Syntax
As mentioned in the section on terminology, context-free grammar consists of rules (usually called nonterminals), productions, and terminals. This section will cover their syntax in the Syntax Language, and the languages they match.
Formally, a language is a set of strings that conforms to a given specification. In the context of context-free languages, the specification can be written using a set of rules and productions. All strings in the language can then be constructed by starting at the starting rule, and applying productions until all rules have been turned into nonterminals. Since there are typically many possible productions that can be applied at each step, context-free languages typically define very large languages. In Storm, the start rule is not defined in the grammar, but instead when a parser is instantiated.
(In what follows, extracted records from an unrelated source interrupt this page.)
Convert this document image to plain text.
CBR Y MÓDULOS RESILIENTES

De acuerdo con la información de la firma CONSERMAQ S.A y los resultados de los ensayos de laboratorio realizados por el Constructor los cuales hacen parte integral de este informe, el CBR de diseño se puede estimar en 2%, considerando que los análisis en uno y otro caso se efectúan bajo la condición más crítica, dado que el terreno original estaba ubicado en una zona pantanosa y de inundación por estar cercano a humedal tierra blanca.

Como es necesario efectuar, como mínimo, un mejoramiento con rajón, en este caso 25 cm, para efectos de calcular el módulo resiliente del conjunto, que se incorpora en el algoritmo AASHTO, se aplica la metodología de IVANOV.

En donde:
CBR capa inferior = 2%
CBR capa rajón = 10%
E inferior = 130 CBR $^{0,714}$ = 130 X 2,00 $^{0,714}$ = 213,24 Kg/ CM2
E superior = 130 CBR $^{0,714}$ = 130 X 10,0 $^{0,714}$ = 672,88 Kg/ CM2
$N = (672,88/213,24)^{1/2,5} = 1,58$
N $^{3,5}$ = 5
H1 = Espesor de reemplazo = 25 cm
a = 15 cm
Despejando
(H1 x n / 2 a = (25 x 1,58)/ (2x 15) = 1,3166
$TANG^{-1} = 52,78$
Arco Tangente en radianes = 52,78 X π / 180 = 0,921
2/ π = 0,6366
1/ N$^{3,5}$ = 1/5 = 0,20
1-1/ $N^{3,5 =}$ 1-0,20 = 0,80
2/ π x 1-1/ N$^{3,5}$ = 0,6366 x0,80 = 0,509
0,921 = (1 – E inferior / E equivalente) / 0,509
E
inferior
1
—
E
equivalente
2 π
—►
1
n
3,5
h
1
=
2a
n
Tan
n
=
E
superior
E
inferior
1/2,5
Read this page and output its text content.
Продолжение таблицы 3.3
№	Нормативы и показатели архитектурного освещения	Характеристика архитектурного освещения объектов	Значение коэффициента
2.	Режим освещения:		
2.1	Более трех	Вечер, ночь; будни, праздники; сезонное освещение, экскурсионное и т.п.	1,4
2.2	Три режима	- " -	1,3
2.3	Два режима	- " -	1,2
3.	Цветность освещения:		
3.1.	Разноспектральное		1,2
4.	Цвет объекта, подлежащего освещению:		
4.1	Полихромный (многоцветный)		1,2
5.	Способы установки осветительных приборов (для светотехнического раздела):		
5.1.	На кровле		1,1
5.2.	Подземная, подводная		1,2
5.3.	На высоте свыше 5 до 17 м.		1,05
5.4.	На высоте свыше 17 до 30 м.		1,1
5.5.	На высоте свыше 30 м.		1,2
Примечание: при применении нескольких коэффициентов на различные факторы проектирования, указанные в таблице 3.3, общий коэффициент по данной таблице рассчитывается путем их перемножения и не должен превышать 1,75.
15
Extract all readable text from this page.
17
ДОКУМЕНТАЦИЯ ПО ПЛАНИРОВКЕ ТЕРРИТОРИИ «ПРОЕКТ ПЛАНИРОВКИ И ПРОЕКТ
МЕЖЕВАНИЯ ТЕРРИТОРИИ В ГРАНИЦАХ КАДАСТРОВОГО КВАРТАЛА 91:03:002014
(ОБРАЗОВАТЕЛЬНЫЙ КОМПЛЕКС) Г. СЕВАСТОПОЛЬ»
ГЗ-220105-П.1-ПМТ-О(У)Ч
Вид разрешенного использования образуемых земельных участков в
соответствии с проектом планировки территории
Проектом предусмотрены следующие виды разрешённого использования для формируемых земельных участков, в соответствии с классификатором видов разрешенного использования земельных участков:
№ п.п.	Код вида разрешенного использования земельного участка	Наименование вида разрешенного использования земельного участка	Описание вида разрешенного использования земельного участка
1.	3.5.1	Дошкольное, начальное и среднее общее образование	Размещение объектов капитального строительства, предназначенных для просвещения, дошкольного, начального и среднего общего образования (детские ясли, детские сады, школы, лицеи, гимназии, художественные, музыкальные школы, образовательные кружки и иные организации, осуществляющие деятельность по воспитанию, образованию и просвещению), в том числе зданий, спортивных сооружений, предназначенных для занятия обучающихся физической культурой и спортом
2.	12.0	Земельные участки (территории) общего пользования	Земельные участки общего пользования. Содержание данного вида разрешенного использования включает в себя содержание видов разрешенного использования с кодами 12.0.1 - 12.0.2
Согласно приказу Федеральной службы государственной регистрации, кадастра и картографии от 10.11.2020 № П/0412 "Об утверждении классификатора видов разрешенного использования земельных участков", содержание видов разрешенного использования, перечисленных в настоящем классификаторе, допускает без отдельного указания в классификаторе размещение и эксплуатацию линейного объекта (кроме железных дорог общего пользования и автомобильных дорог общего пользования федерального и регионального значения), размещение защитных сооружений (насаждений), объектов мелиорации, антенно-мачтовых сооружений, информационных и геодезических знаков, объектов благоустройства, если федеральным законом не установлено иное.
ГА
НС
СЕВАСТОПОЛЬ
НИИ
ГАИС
One may also think of grammars in reverse. One can think of the parser as starting by trying to match the start rule. It attempts to match each production in turn until it finds one that matches a part of the input string. It then continues to match any rules in the matched production until the entire input string is matched by the grammar. Of course, this would be an inefficient way to implement a parser, but the rough idea is not too far from the thruth.
In general, the order of declarations in the Syntax Language is not important. There are, however,
two exceptions to this. First, any use
or extend
statements must appear first in the file.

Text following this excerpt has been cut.